S&P had also informed Sagicor that its rating could be upgraded if it completed plans to relocate to a country with at least investment grade ratings, strong regulations and adequate access to funding.
Miller told the Business Guardian newspaper in Trinidad and Tobago that the move from Barbados had already been given the board’s nod.
“The board has agreed on a recommendation from the management that Sagicor Financial Corporation has to re-domicile from Barbados to a jurisdiction that is rated investment grade or higher and where access to capital would be reasonably easy and flexible,” Miller said, noting that because of Barbados’ continuing downgrades and the possibility of similar future action, his company had been considering for some time whether it was strategic, in the long-term, to remain in Barbados where the likelihood of it being upgraded in the short-term was “pretty remote”.
He noted that a special meeting of Sagicor’s shareholders must still be convened for a vote on the proposed move.
The top executive said that apart from Trinidad – where the majority of shareholders reside – other possible domiciles for relocation are the United States and London.
“As you know, we are listed on the Barbados Stock Exchange with secondary listings in London and Port-of-Spain. We have to evaluate where is the right place to re-domicile to, and when,” he said.
Arthur told Barbados TODAY that the move would hurt the country and he hoped it could be averted.
“This is the ultimate culmination of the country’s financial affairs being so run that the sovereign rating has been reduced to less than investment grade,” he said.
Arthur warned that other enterprises with headquarters in Barbados would have a difficulty continuing to function here if the country’s creditworthiness was not restored.
“The time is upon us for the Government to recognize that contrary to soundings from the Central Bank and others, that ratings matter and that everything that is necessary to restore the credit rating of this country has to be a priority, and it has to be pursued in a coherent, cohesive and successful manner,” said the former minister of finance.
Lamenting the current state of affairs, he said he saw Sagicor as the representation on the global stage of what an enterprise of Barbadian origin can and should be.

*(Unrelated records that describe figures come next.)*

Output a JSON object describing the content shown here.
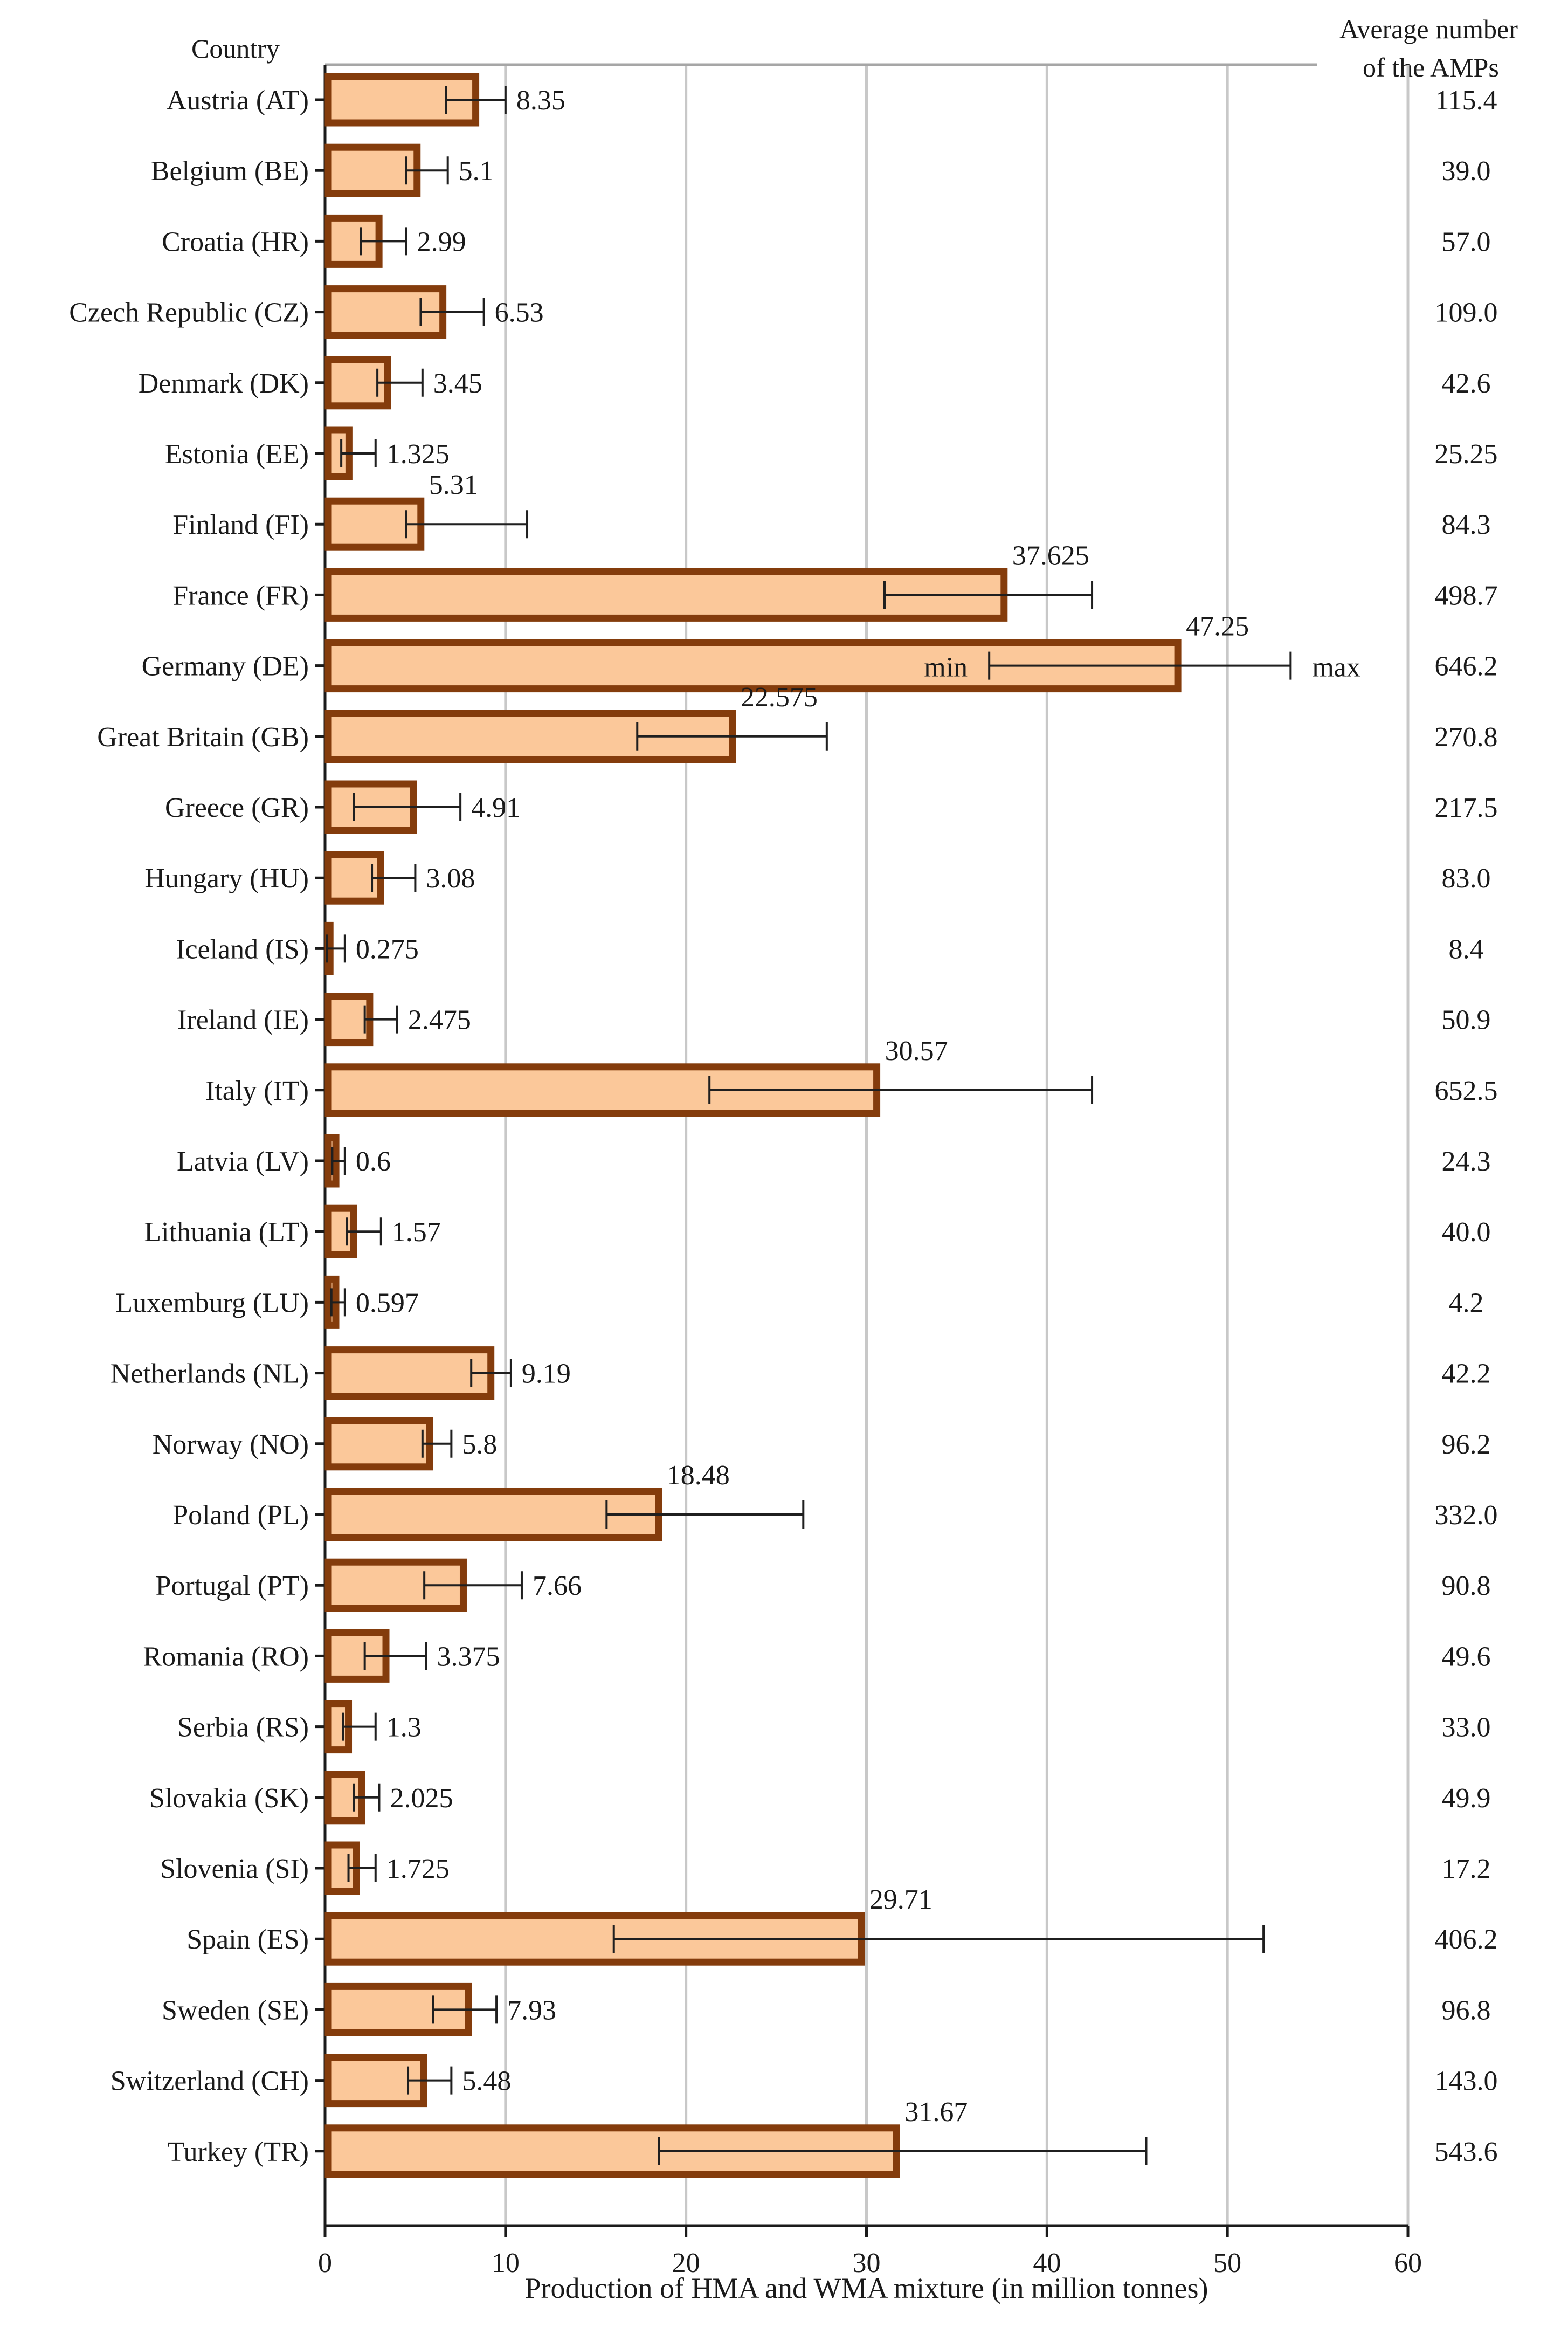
{
  "chart_data": {
    "type": "bar",
    "orientation": "horizontal",
    "left_header": "Country",
    "right_header_line1": "Average number",
    "right_header_line2": "of the AMPs",
    "xlabel": "Production of HMA and WMA mixture (in million tonnes)",
    "xlim": [
      0,
      60
    ],
    "xticks": [
      0,
      10,
      20,
      30,
      40,
      50,
      60
    ],
    "grid": "vertical",
    "range_labels": {
      "min": "min",
      "max": "max"
    },
    "range_labels_row": 8,
    "colors": {
      "bar_fill": "#FBC89A",
      "bar_edge": "#843C0C",
      "error": "#1f1f1f",
      "grid": "#c8c8c8"
    },
    "categories": [
      "Austria (AT)",
      "Belgium (BE)",
      "Croatia (HR)",
      "Czech Republic (CZ)",
      "Denmark (DK)",
      "Estonia (EE)",
      "Finland (FI)",
      "France (FR)",
      "Germany (DE)",
      "Great Britain (GB)",
      "Greece (GR)",
      "Hungary (HU)",
      "Iceland (IS)",
      "Ireland (IE)",
      "Italy (IT)",
      "Latvia (LV)",
      "Lithuania (LT)",
      "Luxemburg (LU)",
      "Netherlands (NL)",
      "Norway (NO)",
      "Poland (PL)",
      "Portugal (PT)",
      "Romania (RO)",
      "Serbia (RS)",
      "Slovakia (SK)",
      "Slovenia (SI)",
      "Spain (ES)",
      "Sweden (SE)",
      "Switzerland (CH)",
      "Turkey (TR)"
    ],
    "values": [
      8.35,
      5.1,
      2.99,
      6.53,
      3.45,
      1.325,
      5.31,
      37.625,
      47.25,
      22.575,
      4.91,
      3.08,
      0.275,
      2.475,
      30.57,
      0.6,
      1.57,
      0.597,
      9.19,
      5.8,
      18.48,
      7.66,
      3.375,
      1.3,
      2.025,
      1.725,
      29.71,
      7.93,
      5.48,
      31.67
    ],
    "value_labels": [
      "8.35",
      "5.1",
      "2.99",
      "6.53",
      "3.45",
      "1.325",
      "5.31",
      "37.625",
      "47.25",
      "22.575",
      "4.91",
      "3.08",
      "0.275",
      "2.475",
      "30.57",
      "0.6",
      "1.57",
      "0.597",
      "9.19",
      "5.8",
      "18.48",
      "7.66",
      "3.375",
      "1.3",
      "2.025",
      "1.725",
      "29.71",
      "7.93",
      "5.48",
      "31.67"
    ],
    "min": [
      6.7,
      4.5,
      2.0,
      5.3,
      2.9,
      0.9,
      4.5,
      31.0,
      36.8,
      17.3,
      1.6,
      2.6,
      0.1,
      2.2,
      21.3,
      0.4,
      1.2,
      0.35,
      8.1,
      5.4,
      15.6,
      5.5,
      2.2,
      1.0,
      1.6,
      1.3,
      16.0,
      6.0,
      4.6,
      18.5
    ],
    "max": [
      10.0,
      6.8,
      4.5,
      8.8,
      5.4,
      2.8,
      11.2,
      42.5,
      53.5,
      27.8,
      7.5,
      5.0,
      1.1,
      4.0,
      42.5,
      1.1,
      3.1,
      1.1,
      10.3,
      7.0,
      26.5,
      10.9,
      5.6,
      2.8,
      3.0,
      2.8,
      52.0,
      9.5,
      7.0,
      45.5
    ],
    "label_above": [
      false,
      false,
      false,
      false,
      false,
      false,
      true,
      true,
      true,
      true,
      false,
      false,
      false,
      false,
      true,
      false,
      false,
      false,
      false,
      false,
      true,
      false,
      false,
      false,
      false,
      false,
      true,
      false,
      false,
      true
    ],
    "amps": [
      "115.4",
      "39.0",
      "57.0",
      "109.0",
      "42.6",
      "25.25",
      "84.3",
      "498.7",
      "646.2",
      "270.8",
      "217.5",
      "83.0",
      "8.4",
      "50.9",
      "652.5",
      "24.3",
      "40.0",
      "4.2",
      "42.2",
      "96.2",
      "332.0",
      "90.8",
      "49.6",
      "33.0",
      "49.9",
      "17.2",
      "406.2",
      "96.8",
      "143.0",
      "543.6"
    ]
  }
}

The independent MP for St Peter and former Opposition Leader said he hoped that this latest development would force Government to recognize that the management of fiscal deficits was at the core of economic management of a country with a fixed exchange rate.
“I remember having been invited as Prime Minister to the launch of Sagicor on the London Stock Exchange . . . and with all Barbadians and members of Sagicor, I was soaring on the wings of pride. So to now move Sagicor’s headquarters is a disaster and I hope it is something that could be averted,” Arthur said.
Sagicor has been headquartered in Barbados for 175 years.
The company had acquired the top S&P benchmark rating of “BBB” in 2006, when the Barbados Government was then ranked as an investment grade sovereign state at “BBB+”.